The plot of the opera concerns the troubadour of the title, Manrico, supposed
son of the gypsy Azucena, but in fact the son of her persecutor, the old Count
di Luna and younger brother of his heir, the young Count. Manrico and his brother
are both in love with Leonora and the work ends with the death of Leonora by
poisoning, having sacrificed herself in vain for the life of Manrico, who is
executed on his brother's orders. It is only then that Azucena reveals to the
Count Manrico's true identity. The fantasy uses the themes of Manrico and
Leonora's final scene and the dreams of her home mountains of the imprisoned
gypsy Azucena in Ai nostri monti, with memories of what has happened.

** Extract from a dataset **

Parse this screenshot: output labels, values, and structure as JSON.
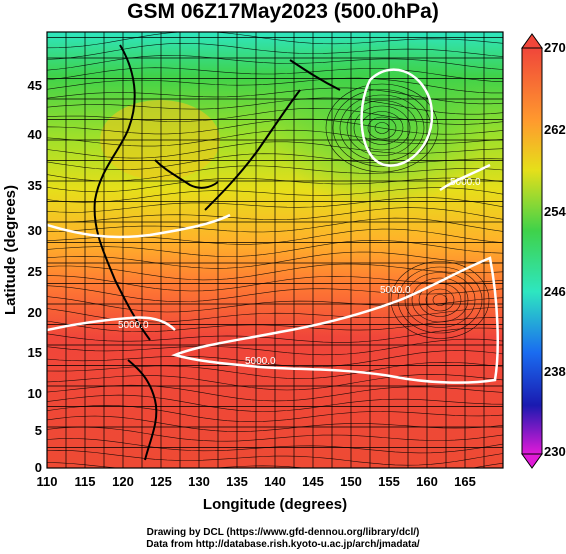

Manrico's prison farewell to Leonora, Ah! che la morte is also
heard.
Un
ballo in maschera deals with regicide, the death at the hands of a wronged
husband of Gustavus III of Sweden, improbably translated, at the demand of the
Naples censors, to colonial Boston. Themes used include the music of the
conspirators, the sound of the ball itself, at which the king is to be killed,
and the music that accompanies the revelation to them of the disguise assumed
by the king. As usual Thalberg makes no attempt to take material in the order
in which it appears in the opera, so that material from the second act visit to
the fortune-teller and the king's light-hearted attempt to avoid the warning he
has been given occur relatively late in the fantasy.
In
Rigoletto Verdi transformed the play Le roi s'amuse of Victor
Hugo. The hunchback court jester of the title helps the philandering Duke in
his amours, mocking those whose wives and daughters are seduced and ruined,
only to have his own daughter abducted and seduced by the Duke, whom he then
plans to murder. A stroke of irony leads to the death instead of Rigoletto's
daughter Gilda, who has attempted to protect the man who has seduced her. The Souvenir
de Rigoletto opens with Gilda's love song Caro nome, in which she
muses on the false name the Duke has given her, disguised as a student. The
theme lends itself to embellishment, as does the love duet of the Duke and
Gilda, E il sol dell'anima. The scurrying courtiers, plotting to abduct
Gilda, are heard in Zitti, zitti and the Duke in his wooing of
Maddalena, Bella figlia dell'amore, with the theme associated with the
hired assassin Sparafucile.
Rossini's
II assedio di Corinto (The Siege of Corinth) is nowadays less familiar,
apart from the overture, which is heard in concert programmes. The work is
better known under its original French title Le siège de Corinthe, a
reworking for the French operatic stage of his earlier Maometto II, a
drama of love rather than of conquest. Thalberg again uses principal themes
from the opera, but not in dramatic order.
Thalberg
chose to write fantasies on themes from a number of operas by Vincenzo Bellini,
the leading composer of Italian opera in the decade from 1825. Norma treats
the characteristic operatic conflict between love and duty, here set in ancient
Gaul, where the Druid priestess of the title, secretly married to an enemy of
her people, the Roman officer Pollione, solves her dilemma by ensuring the
death of both. The opera was first staged in Milan in 1831. The best know aria
is Norma's demanding Casta diva, in which she prays to the goddess of
the moon to bring peace. This aria, the best known of all in Norma, is
treated with all Thalberg's ingenuity.
Francesco
Nicolosi
Francesco
Nicolosi was born in Catania in 1954 and studied first at the Liceo Musicale
Vincenzo Bellini in his nativecity, taking lessons from Giovanna Ferro and
later from Vincenzo Vitale in Naples, where he now lives. A prize-winner in
1980 at the Santander International Competition and, in the same month, in
Geneva, where his performance of Mozart's D minor Piano Concerto won the praise
of Clara Haskil, he has since secured a reputation as one of the most
interesting young pianists of his generation. He has performed in the concert
hall with leading orchestras and in chamber music has partnered the
distinguished Korean cellist Myung Wha Chung. His first compact disc recording,
in 1984, was devoted to transcriptions of Bellini by Liszt and Thalberg. In
1988 hegave the first performance in Italy of Thalberg's F minor Piano
Concerto. For Marco Polo he has recorded the complete Italian operatic
paraphrases of Thalberg, on four compact discs.